A long stretch of wooden sidewalks with here and there a leprous breaking out of granitoid; a succession of dwellings, each in its yard of bluegrass, maple trees, and whitewashed palings, with several residences fine enough to excite wonder--for modest cottages set the architectural pace in the village; a stretch of open country beyond the corporate limits, with a footbridge to span the deep ravine--and then, at last, a sudden glow in the darkness not caused by the moon, with a circle of stamping and neighing horses encompassing the glow.

The sermon was ended, the exhortation was at the point of loudest voice and most impassioned earnestness. A number of men, most of them young, thronged the footpath leading from the stiles to the tent. A few were smoking; all were waiting for the pretty girls to come forth from the Christian camp. Fran pushed her way among the idlers with admirable nonchalance, her sharp elbow ready for the first resistive pair of ribs.

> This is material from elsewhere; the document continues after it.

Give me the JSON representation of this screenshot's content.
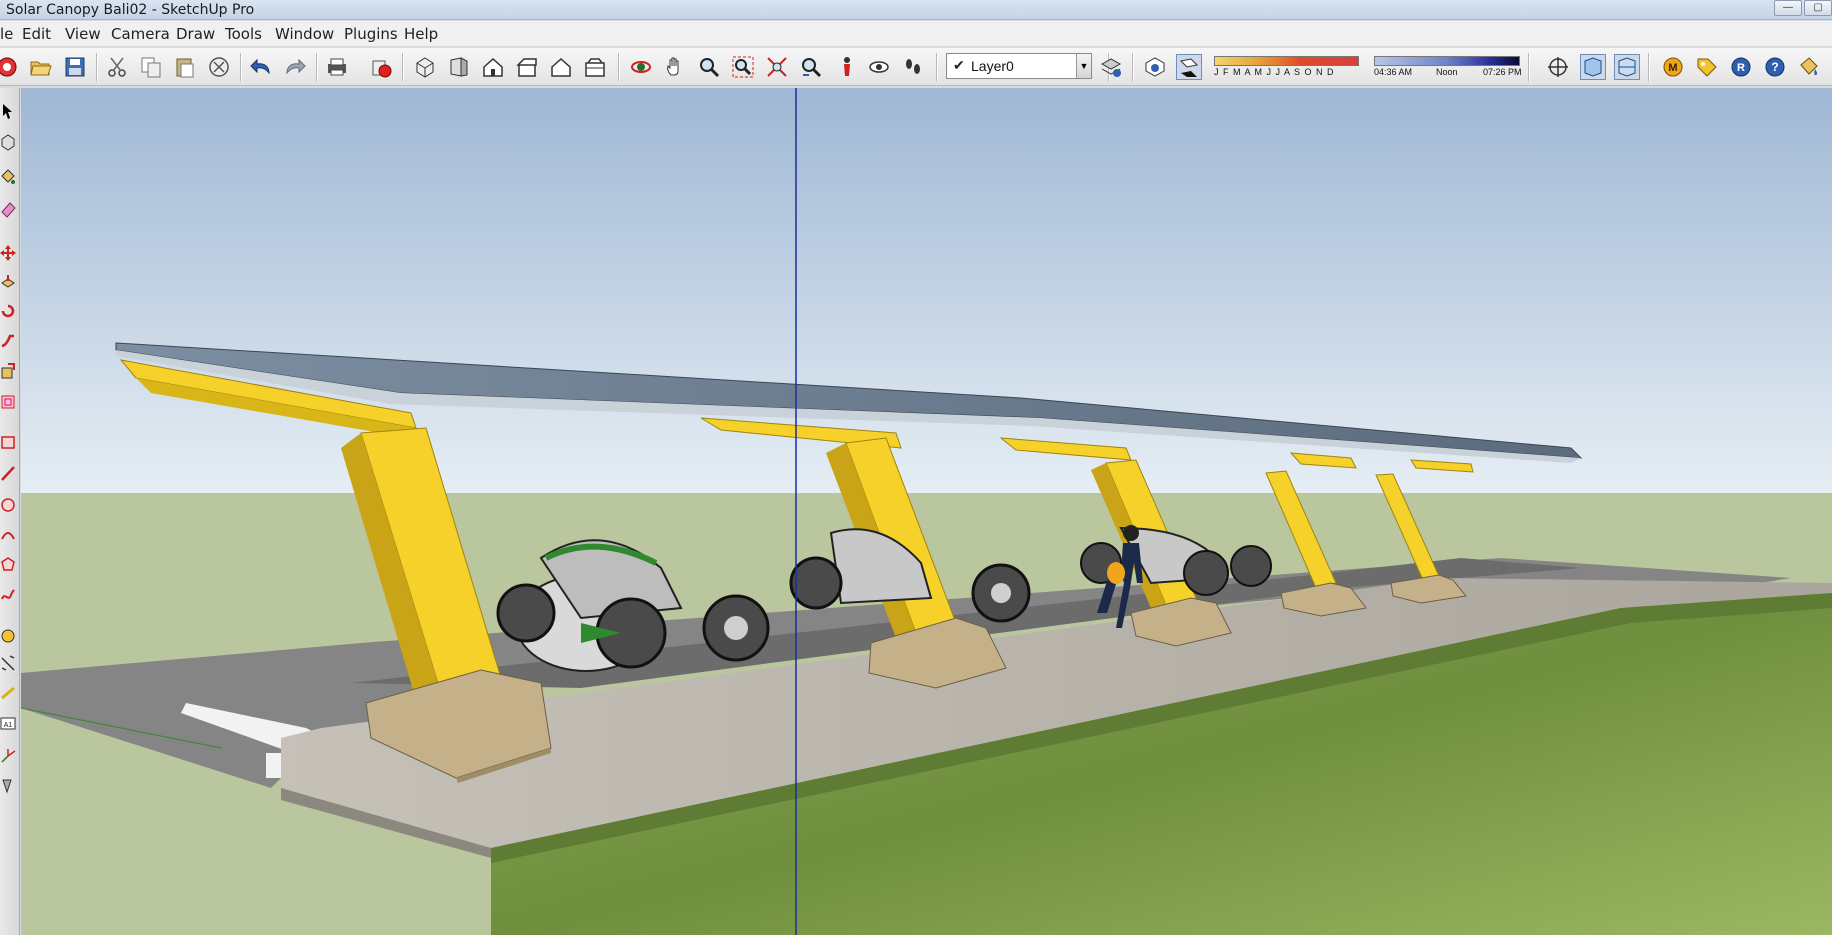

The crowd outside did not argue a scarcity of seats under the canvas. Fran found a plank without a back, loosely disposed, and entirely unoccupied. She seated herself, straight as an Indian, and with the air of being very much at ease.

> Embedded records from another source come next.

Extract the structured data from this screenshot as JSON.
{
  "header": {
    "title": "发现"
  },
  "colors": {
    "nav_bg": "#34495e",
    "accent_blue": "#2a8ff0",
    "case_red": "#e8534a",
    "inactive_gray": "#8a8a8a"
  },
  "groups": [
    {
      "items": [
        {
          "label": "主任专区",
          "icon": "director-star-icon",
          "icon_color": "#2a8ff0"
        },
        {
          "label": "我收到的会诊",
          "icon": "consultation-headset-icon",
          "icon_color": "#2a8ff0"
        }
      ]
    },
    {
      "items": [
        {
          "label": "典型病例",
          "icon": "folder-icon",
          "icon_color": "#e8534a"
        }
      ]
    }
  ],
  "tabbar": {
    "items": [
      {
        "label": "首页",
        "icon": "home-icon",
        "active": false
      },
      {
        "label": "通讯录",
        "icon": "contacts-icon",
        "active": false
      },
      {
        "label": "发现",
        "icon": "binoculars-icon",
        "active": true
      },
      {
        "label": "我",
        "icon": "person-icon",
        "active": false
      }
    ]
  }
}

The scene was new to her. More than a thousand villagers, ranged along a natural declivity, looked down upon the platform of undressed pine. In front of the platform men and women were kneeling on the ground. Some were bathed in tears; some were praying aloud; some were talking to those who stood, or knelt beside them; some were clasping convulsive hands; all were oblivious of surroundings.

Occasionally one heard above the stentorian voice of the exhorter, above the prayers and exclamations of the "seekers", a sudden shout of exultation--"Bless the Lord!" or a rapturous "_A-a_-MEN!" Then a kneeling figure would rise, and the exhorter would break off his plea to cry, "Our brother has found the Lord!"

From the hundred members of the choir, Fran singled out the man she had been seeking for so many years. It was easy enough to distinguish him from the singers who crowded the platform, not only by his baton which proclaimed the choir-leader, but by his resemblance to the picture she had discovered in a New York Sunday Supplement.